La France "souhaite aboutir (...) à la création d'une nouvelle plateforme mondiale qui servira d'incubateur pour une intelligence artificielle au service de l'intérêt général", selon l'Elysée.
- "Remplacer le génie humain" -
"Une grand-messe propagandiste organisée avec des millions d'euros d'argent public qui va surtout accroître les capitalisations boursières des grands groupes et sociétés présentes, faisant le récit merveilleux de lendemains qui chantent.
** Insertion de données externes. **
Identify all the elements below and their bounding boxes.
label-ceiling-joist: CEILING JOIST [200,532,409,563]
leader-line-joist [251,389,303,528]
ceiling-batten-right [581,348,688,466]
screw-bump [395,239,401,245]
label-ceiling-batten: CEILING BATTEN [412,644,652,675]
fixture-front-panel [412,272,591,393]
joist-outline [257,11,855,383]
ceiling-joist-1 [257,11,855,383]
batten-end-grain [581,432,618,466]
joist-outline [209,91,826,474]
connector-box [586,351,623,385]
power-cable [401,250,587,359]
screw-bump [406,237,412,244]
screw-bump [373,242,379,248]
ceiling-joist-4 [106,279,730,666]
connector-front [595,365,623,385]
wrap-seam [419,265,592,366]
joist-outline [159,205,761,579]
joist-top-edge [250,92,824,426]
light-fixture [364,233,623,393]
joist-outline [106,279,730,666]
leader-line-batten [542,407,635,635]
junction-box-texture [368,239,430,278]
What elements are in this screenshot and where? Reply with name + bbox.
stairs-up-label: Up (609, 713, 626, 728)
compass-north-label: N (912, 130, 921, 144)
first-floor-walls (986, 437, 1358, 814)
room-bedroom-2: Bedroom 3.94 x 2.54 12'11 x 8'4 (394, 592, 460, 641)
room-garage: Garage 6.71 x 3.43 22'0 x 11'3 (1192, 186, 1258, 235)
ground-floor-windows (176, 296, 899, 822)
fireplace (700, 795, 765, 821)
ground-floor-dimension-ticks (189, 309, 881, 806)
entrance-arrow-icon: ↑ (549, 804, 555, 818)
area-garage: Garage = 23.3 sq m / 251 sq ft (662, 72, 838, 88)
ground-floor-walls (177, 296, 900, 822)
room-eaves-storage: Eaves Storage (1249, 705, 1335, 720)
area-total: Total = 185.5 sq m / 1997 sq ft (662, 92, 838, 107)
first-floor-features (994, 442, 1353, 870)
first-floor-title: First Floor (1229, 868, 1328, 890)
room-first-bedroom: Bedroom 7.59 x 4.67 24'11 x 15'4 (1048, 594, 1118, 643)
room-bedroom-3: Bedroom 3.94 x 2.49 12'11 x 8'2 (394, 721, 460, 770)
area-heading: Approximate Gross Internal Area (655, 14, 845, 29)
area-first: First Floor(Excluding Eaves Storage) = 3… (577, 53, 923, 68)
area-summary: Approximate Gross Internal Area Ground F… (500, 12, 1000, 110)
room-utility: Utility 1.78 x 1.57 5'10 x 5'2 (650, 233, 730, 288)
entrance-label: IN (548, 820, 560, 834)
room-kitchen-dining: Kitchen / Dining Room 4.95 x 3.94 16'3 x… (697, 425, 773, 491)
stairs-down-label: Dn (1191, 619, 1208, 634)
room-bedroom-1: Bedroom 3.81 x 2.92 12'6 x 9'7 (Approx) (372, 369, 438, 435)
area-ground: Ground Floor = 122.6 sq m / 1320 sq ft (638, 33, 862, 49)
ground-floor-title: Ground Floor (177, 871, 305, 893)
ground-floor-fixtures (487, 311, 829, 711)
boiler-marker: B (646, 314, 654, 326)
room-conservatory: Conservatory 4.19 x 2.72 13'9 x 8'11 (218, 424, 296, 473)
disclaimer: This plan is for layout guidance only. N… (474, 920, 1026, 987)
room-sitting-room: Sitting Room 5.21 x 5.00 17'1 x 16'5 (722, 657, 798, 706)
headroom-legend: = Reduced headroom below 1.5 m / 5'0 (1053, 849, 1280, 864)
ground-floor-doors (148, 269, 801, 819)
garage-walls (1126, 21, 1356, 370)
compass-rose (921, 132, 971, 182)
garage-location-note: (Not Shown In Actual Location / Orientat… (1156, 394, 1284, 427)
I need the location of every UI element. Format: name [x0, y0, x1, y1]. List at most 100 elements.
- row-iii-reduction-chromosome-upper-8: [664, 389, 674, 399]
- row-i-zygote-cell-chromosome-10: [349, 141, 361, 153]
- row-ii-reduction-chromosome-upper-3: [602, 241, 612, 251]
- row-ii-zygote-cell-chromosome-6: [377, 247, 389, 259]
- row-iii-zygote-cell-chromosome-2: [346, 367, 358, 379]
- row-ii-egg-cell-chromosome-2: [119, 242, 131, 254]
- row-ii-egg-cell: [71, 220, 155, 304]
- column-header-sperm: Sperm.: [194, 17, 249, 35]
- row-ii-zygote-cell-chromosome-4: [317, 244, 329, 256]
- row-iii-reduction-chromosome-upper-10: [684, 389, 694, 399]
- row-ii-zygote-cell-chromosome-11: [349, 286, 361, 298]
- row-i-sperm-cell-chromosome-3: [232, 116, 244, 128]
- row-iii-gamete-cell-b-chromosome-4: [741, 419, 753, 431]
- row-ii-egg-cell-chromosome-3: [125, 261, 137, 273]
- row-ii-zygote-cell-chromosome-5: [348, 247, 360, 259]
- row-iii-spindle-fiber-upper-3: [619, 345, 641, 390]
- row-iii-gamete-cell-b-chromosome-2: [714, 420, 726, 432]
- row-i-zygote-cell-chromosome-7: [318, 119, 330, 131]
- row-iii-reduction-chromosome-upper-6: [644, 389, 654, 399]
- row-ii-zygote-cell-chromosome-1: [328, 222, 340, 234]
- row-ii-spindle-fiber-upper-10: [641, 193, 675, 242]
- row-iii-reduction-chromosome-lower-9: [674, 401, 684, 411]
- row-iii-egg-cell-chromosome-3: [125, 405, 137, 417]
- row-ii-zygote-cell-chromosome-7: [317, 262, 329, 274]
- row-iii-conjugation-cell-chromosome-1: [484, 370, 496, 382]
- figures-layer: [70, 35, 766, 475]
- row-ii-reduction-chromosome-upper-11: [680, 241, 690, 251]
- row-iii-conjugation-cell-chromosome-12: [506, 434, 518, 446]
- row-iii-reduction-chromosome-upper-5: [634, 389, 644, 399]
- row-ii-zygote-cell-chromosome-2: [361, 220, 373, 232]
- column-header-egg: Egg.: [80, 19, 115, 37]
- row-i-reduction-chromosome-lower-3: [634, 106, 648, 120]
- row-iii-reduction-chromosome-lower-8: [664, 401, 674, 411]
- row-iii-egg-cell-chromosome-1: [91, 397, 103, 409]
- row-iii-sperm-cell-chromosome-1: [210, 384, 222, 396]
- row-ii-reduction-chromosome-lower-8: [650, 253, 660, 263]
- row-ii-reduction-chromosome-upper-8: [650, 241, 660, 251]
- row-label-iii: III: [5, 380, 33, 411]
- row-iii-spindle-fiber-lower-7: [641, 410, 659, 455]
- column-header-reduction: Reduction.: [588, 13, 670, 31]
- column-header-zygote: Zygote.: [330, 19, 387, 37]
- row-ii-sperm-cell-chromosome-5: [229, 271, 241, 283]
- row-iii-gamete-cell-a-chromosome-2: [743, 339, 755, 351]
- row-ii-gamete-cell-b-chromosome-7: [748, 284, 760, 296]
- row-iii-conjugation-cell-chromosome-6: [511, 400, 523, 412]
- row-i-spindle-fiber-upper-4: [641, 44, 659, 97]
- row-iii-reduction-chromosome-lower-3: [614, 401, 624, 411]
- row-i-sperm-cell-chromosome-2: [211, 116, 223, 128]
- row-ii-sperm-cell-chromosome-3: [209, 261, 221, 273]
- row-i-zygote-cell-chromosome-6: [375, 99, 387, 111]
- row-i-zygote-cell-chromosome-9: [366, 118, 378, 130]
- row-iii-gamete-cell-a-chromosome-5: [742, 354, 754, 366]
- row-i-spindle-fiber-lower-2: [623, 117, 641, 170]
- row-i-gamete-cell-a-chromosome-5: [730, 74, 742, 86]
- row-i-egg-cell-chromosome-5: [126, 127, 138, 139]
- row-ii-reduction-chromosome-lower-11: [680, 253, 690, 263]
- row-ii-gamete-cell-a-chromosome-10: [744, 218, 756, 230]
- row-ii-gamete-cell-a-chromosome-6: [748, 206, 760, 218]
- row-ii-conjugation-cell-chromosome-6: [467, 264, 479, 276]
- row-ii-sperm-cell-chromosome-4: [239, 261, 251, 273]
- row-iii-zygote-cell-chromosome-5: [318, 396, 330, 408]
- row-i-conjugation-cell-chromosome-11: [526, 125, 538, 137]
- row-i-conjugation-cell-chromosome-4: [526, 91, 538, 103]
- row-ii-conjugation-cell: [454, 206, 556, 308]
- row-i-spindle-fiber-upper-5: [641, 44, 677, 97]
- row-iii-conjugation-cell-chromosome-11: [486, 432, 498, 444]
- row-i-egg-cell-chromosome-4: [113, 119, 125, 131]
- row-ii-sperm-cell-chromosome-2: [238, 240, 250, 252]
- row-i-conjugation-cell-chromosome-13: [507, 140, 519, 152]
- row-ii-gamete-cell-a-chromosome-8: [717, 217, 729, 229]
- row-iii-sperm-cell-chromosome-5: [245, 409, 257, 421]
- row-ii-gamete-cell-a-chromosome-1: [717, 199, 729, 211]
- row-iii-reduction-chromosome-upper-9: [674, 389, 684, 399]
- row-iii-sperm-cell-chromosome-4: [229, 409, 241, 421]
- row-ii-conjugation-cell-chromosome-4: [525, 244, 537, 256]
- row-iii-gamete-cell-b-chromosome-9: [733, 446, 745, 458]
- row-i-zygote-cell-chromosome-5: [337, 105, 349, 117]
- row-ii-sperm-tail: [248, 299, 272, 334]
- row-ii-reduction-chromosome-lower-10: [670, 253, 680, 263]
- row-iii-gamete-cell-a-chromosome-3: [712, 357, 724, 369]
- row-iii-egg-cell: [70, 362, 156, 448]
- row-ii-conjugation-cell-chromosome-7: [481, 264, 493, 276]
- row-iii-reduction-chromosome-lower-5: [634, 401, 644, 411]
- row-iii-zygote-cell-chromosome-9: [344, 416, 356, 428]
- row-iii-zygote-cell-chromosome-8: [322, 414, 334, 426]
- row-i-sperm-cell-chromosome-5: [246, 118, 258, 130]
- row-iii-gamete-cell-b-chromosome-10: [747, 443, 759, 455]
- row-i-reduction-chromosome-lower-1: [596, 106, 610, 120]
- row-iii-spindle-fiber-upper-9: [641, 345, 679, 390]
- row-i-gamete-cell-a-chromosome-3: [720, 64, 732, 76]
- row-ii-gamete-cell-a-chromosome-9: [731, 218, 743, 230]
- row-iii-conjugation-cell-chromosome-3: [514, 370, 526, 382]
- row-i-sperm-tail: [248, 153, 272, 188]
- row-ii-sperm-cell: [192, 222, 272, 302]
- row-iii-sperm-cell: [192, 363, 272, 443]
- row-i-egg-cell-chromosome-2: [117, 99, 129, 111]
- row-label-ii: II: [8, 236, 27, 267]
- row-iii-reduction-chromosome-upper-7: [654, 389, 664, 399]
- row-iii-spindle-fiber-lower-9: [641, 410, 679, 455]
Sans tenir compte de l'essentiel: l'automatisation croissante des affaires humaines qui fait déjà des ravages au quotidien", rétorque M. Sadin.
Textes, sons, images... A l'exemple de ChatGPT, lancé en novembre 2022, l'IA générative, qui produit des contenus, n'est plus seulement un outil au service de l'humain, "elle utilise des systèmes qui pillent et ingurgitent les fonds culturels pour remplacer le génie humain", estime-t-il, mettant en garde contre ce "cheval de Troie du renoncement à l'usage de nos facultés les plus fondamentales".
M. Sadin anticipe le "dessaisissement du langage, premier vecteur de notre liberté", qui va devenir "standardisé et nécrosé, dans un monde où ce qui relève de l'invention va disparaître".
Pour Eric Barbier, "il est urgent de rompre avec l'enthousiasme béat autour de l'IA générative devenue un agent de remplacement des employés", citant en exemple L'Est Républicain.
Le quotidien régional, qui fait partie du groupe de presse Ebra, teste depuis plus d’un an l’utilisation de ChatGPT pour corriger et mettre en forme des textes de ses correspondants locaux de presse. Face aux inquiétudes soulevées en interne, le groupe a mis en place une charte pour encadrer le recours à l'IA.
"Les patrons de presse brandissent leur charte d'éthique, assurant qu'il y a des garde-fous mais, parallèlement, ils l'utilisent comme un outil de productivité, d'automatisation des tâches pour réduire les effectifs", dénonce M. Barbier.
"Mon rôle, en tant que journaliste, n'est pas de fiabiliser les modèles d'IA générative, qui en plus commettent des erreurs, mais de livrer à nos lecteurs des contenus éditoriaux vérifiés et sourcés", plaide M. Barbier.
Cette technologie "remet en cause le pluralisme de la presse et par analogie la diversité de la pensée humaine", conclut-il.